Des propositions pour améliorer la situation
Ces propositions, issues la grande consultation citoyenne sur la prise en charge de la perte d’autonomie lancée par le ministère des Solidarités et de la Santé en octobre 2018 viendront alimenter le rapport remis au gouvernement au 1er trimestre 2019 dans la perspective d’une proposition de réforme devant déboucher sur un projet de loi.

  • Mieux accompagner les aidants en leur proposant des avantages fiscaux, des aides à l’aménagement des logements, une meilleure information et formation, une reconnaissance statutaire.
  • Renforcer le maintien à domicile par adaptation des logements, un équipement en solutions innovantes, le développement d’une vraie offre de services à domicile.
  • Améliorer la qualité et l’accueil des personnes âgées en établissement par l’augmentation du nombre de personnels soignants, des unités à taille humaine, un dispositif d’écoute renforcé, des services diversifiés, un meilleur contrôle de l’Etat, notamment sur l’usage de l’argent public.
  • Développer des lieux de vie alternatifs ou intergénérationnels innovants comme des Ehpad hors les murs, des plateformes de services, des habitats intergénérationnels.
  • Réduire le coût de la prise en charge de la perte d’autonomie en établissement et à domicile
    par une plus forte intervention de l’Etat, une meilleure régulation des prix, des avantages fiscaux.
  • Renforcer l’accès à la santé pour les personnes âgées grâce à une meilleure présence des professionnels directement au domicile, une adaptation du système hospitalier, des outils de contrôle et de prévention de la santé.

Les pistes évoquées par le gouvernement pour le financement

  • la création d’une nouvelle journée de solidarité pour les actifs (ce qui impliquerait le doublement de la CASA pour les retraité-e-s) ;
  • le recours à une assurance complémentaire de la solidarité nationale ;
  • le recours sur la succession ;
  • le recours à l’épargne ;
  • l’utilisation de la Cades, Caisse d’amortissement de la dette sociale.

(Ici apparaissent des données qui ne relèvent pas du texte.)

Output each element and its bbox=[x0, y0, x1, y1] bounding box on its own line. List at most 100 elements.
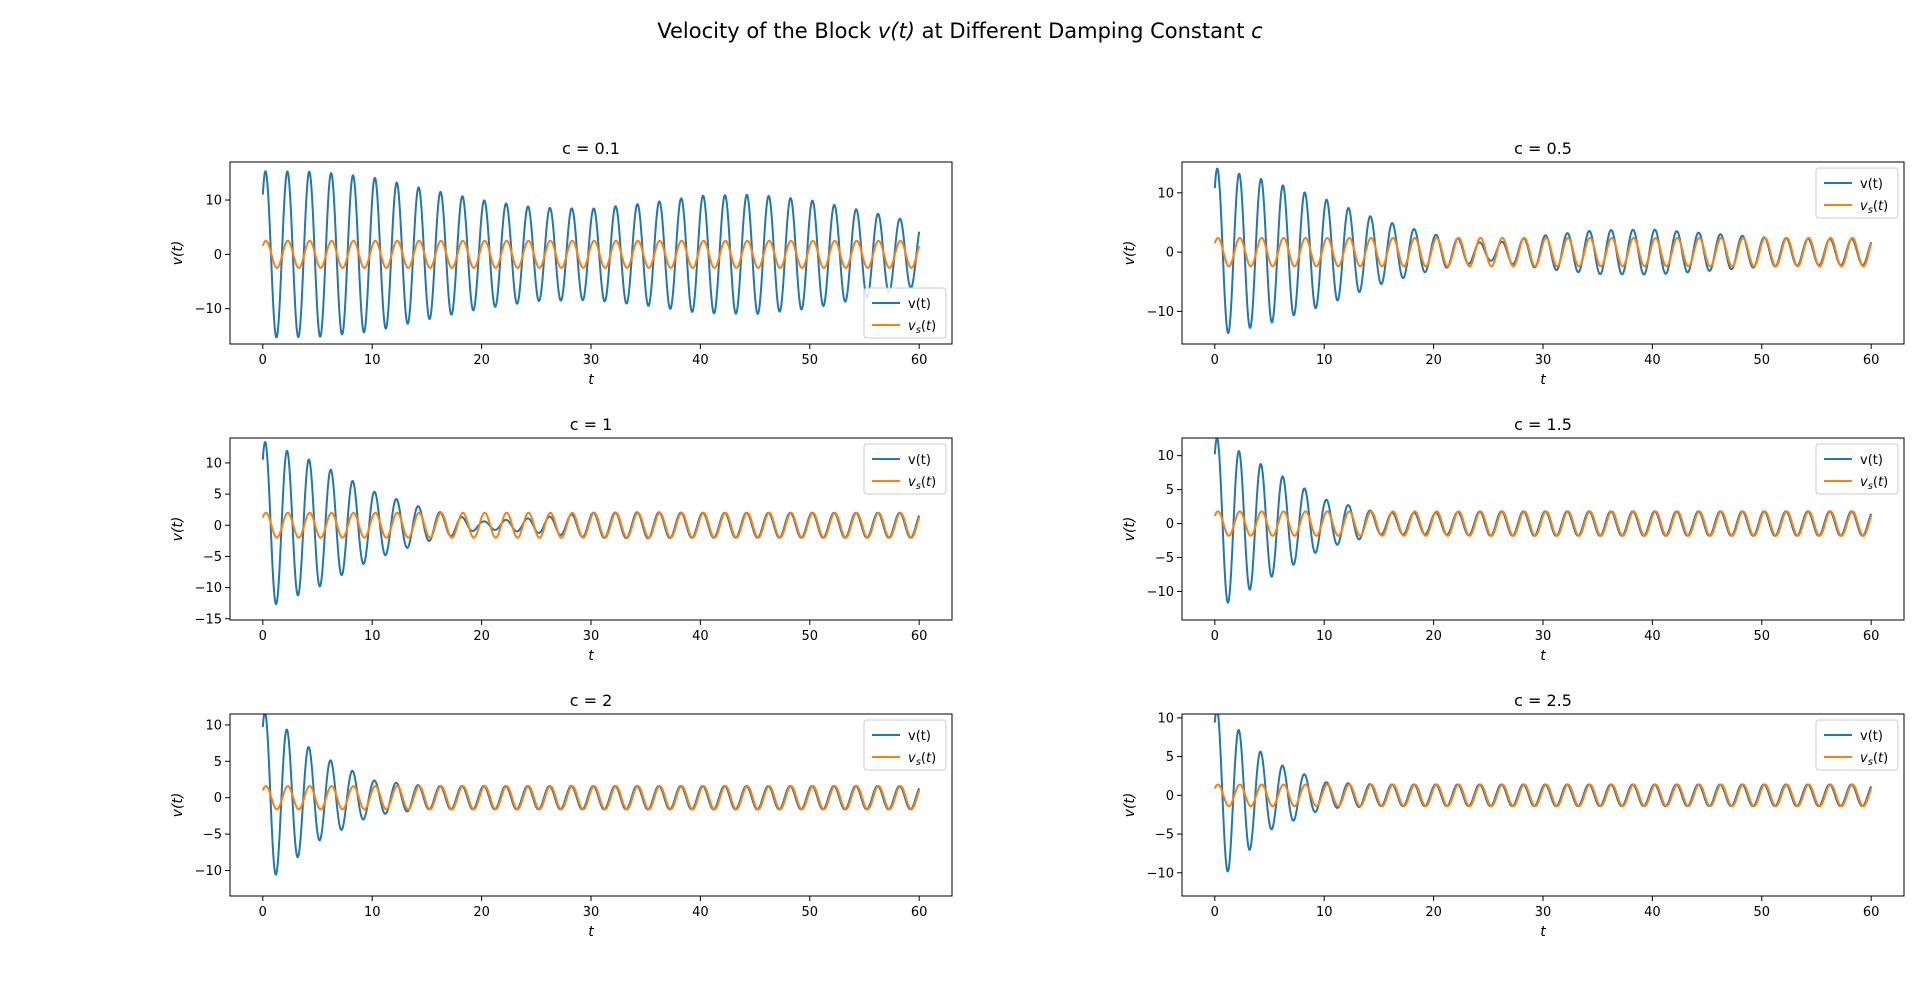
series-line-v bbox=[261, 441, 921, 606]
series-line-v bbox=[1213, 167, 1873, 335]
legend-label-v: v(t) bbox=[1860, 177, 1883, 192]
legend-label-vs: vs(t) bbox=[908, 319, 936, 336]
legend-label-v: v(t) bbox=[908, 453, 931, 468]
legend-label-vs: vs(t) bbox=[1860, 751, 1888, 768]
y-tick-label: 5 bbox=[1166, 750, 1174, 765]
series-line-vs bbox=[1213, 510, 1873, 537]
y-tick-label: −5 bbox=[203, 550, 222, 565]
x-tick-label: 50 bbox=[802, 353, 819, 368]
x-tick-label: 30 bbox=[1535, 905, 1552, 920]
series-line-vs bbox=[1213, 783, 1873, 808]
x-axis-label: t bbox=[1540, 372, 1546, 388]
x-tick-label: 60 bbox=[911, 353, 928, 368]
subplot-c-0-5: c = 0.5 0 10 20 30 40 50 60 −10 0 10 t v(t) v(t) vs(t) bbox=[1122, 139, 1905, 388]
x-tick-label: 50 bbox=[1754, 353, 1771, 368]
y-tick-label: 10 bbox=[205, 718, 222, 733]
x-tick-label: 20 bbox=[473, 905, 490, 920]
y-tick-label: 0 bbox=[214, 519, 222, 534]
subplot-title: c = 1.5 bbox=[1514, 415, 1572, 434]
y-tick-label: −10 bbox=[1147, 866, 1174, 881]
series-line-vs bbox=[261, 239, 921, 269]
y-tick-label: 10 bbox=[205, 194, 222, 209]
legend-label-vs: vs(t) bbox=[1860, 199, 1888, 216]
x-tick-label: 40 bbox=[692, 629, 709, 644]
legend-label-v: v(t) bbox=[1860, 729, 1883, 744]
subplot-c-1: c = 10 10 20 30 40 50 60−15−10−50510tv(t)v(t)v… bbox=[170, 415, 953, 664]
x-tick-label: 10 bbox=[364, 905, 381, 920]
x-tick-label: 30 bbox=[583, 629, 600, 644]
x-tick-label: 10 bbox=[364, 629, 381, 644]
x-tick-label: 0 bbox=[259, 905, 267, 920]
y-tick-label: 0 bbox=[1166, 789, 1174, 804]
x-tick-label: 50 bbox=[802, 629, 819, 644]
x-tick-label: 0 bbox=[259, 629, 267, 644]
x-tick-label: 10 bbox=[1316, 353, 1333, 368]
subplot-title: c = 2.5 bbox=[1514, 691, 1572, 710]
x-tick-label: 0 bbox=[1211, 905, 1219, 920]
y-tick-label: −10 bbox=[1147, 305, 1174, 320]
x-tick-label: 60 bbox=[1863, 629, 1880, 644]
subplot-grid: c = 0.10 10 20 30 40 50 60−10010tv(t)v(t)vs(t)… bbox=[170, 139, 1905, 940]
x-tick-label: 20 bbox=[473, 353, 490, 368]
x-tick-label: 20 bbox=[1425, 629, 1442, 644]
y-tick-label: 0 bbox=[1166, 246, 1174, 261]
subplot-c-0-1: c = 0.1 0 10 20 30 40 50 60 −10 0 10 t v(t) v(t) vs(t) bbox=[170, 139, 953, 388]
legend: v(t) vs(t) bbox=[1815, 443, 1899, 495]
x-tick-label: 20 bbox=[1425, 905, 1442, 920]
x-axis-label: t bbox=[1540, 648, 1546, 664]
series-line-v bbox=[1213, 438, 1873, 604]
x-axis-label: t bbox=[588, 372, 594, 388]
x-tick-label: 0 bbox=[259, 353, 267, 368]
x-tick-label: 60 bbox=[911, 905, 928, 920]
x-axis-label: t bbox=[588, 648, 594, 664]
x-tick-label: 40 bbox=[1644, 905, 1661, 920]
subplot-title: c = 0.5 bbox=[1514, 139, 1572, 158]
x-tick-label: 40 bbox=[692, 353, 709, 368]
subplot-c-1-5: c = 1.5 0 10 20 30 40 50 60 −10 −5 0 5 10 t v(t) v(t) vs… bbox=[1122, 415, 1905, 664]
y-tick-label: −10 bbox=[195, 302, 222, 317]
legend: v(t) vs(t) bbox=[863, 287, 947, 339]
legend-label-vs: vs(t) bbox=[1860, 475, 1888, 492]
y-tick-label: −10 bbox=[1147, 585, 1174, 600]
y-tick-label: 10 bbox=[205, 456, 222, 471]
legend: v(t) vs(t) bbox=[1815, 719, 1899, 771]
y-tick-label: −10 bbox=[195, 581, 222, 596]
legend: v(t) vs(t) bbox=[1815, 167, 1899, 219]
y-tick-label: 5 bbox=[214, 488, 222, 503]
legend-label-v: v(t) bbox=[1860, 453, 1883, 468]
series-line-v bbox=[261, 170, 921, 339]
y-tick-label: 10 bbox=[1157, 711, 1174, 726]
y-tick-label: 0 bbox=[214, 791, 222, 806]
legend: v(t) vs(t) bbox=[863, 719, 947, 771]
y-tick-label: 10 bbox=[1157, 186, 1174, 201]
y-tick-label: −5 bbox=[1155, 551, 1174, 566]
x-tick-label: 30 bbox=[583, 905, 600, 920]
x-tick-label: 10 bbox=[364, 353, 381, 368]
series-line-vs bbox=[1213, 236, 1873, 268]
y-tick-label: 0 bbox=[214, 248, 222, 263]
y-tick-label: −10 bbox=[195, 864, 222, 879]
subplot-c-2-5: c = 2.5 0 10 20 30 40 50 60 −10 −5 0 5 10 t v(t) v(t) vs… bbox=[1122, 691, 1905, 940]
series-line-vs bbox=[261, 511, 921, 539]
x-tick-label: 40 bbox=[692, 905, 709, 920]
y-axis-label: v(t) bbox=[170, 793, 186, 818]
y-tick-label: −15 bbox=[195, 612, 222, 627]
y-tick-label: −5 bbox=[203, 828, 222, 843]
figure-title: Velocity of the Block v(t) at Different … bbox=[657, 19, 1263, 43]
x-tick-label: 20 bbox=[1425, 353, 1442, 368]
y-tick-label: 5 bbox=[1166, 483, 1174, 498]
y-axis-label: v(t) bbox=[1122, 793, 1138, 818]
y-axis-label: v(t) bbox=[170, 241, 186, 266]
x-tick-label: 60 bbox=[1863, 905, 1880, 920]
y-tick-label: 0 bbox=[1166, 517, 1174, 532]
axes-frame bbox=[229, 161, 953, 345]
axes-frame bbox=[229, 713, 953, 897]
legend: v(t) vs(t) bbox=[863, 443, 947, 495]
y-axis-label: v(t) bbox=[1122, 517, 1138, 542]
x-tick-label: 10 bbox=[1316, 629, 1333, 644]
subplot-title: c = 2 bbox=[570, 691, 613, 710]
x-axis-label: t bbox=[588, 924, 594, 940]
x-tick-label: 30 bbox=[583, 353, 600, 368]
x-tick-label: 40 bbox=[1644, 629, 1661, 644]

La mutualité préconise une assurance dépendance obligatoire.
Quant au Groupe des 9, il revendique un financement de la perte d’autonomie à 100% par la Sécurité sociale.
Au Haut Conseil de l’Age, la FSU a revendiqué des personnels mieux formés, formation initiale et continue, mieux rémunérés avec des compétences reconnues par des diplômes qualifiant dans le cadre de conventions collectives pour le privé et de la Fonction Publique Territoriale pour le public.

Pour ne pas conclure
Posons-nous les bonnes questions :
Quelle place dans la société pour 25 à 30% de citoyens en retraite ?
Quelle répartition des richesses produites ?
Vieillir en bonne santé : une charge pour la société ou un formidable progrès social ?
Vue sous cet angle, la prise en charge de la perte d’autonomie n’est pas un problème de coût mais de choix politique pour l’avenir à opérer dès aujourd’hui. Au SNES-FSU dans le cadre du groupe des 9 nous revendiquons la création d’un grand service public de l’aide à l’autonomie, compétent pour l’aide à domicile et les établissements, financé à 100% par la Sécurité sociale.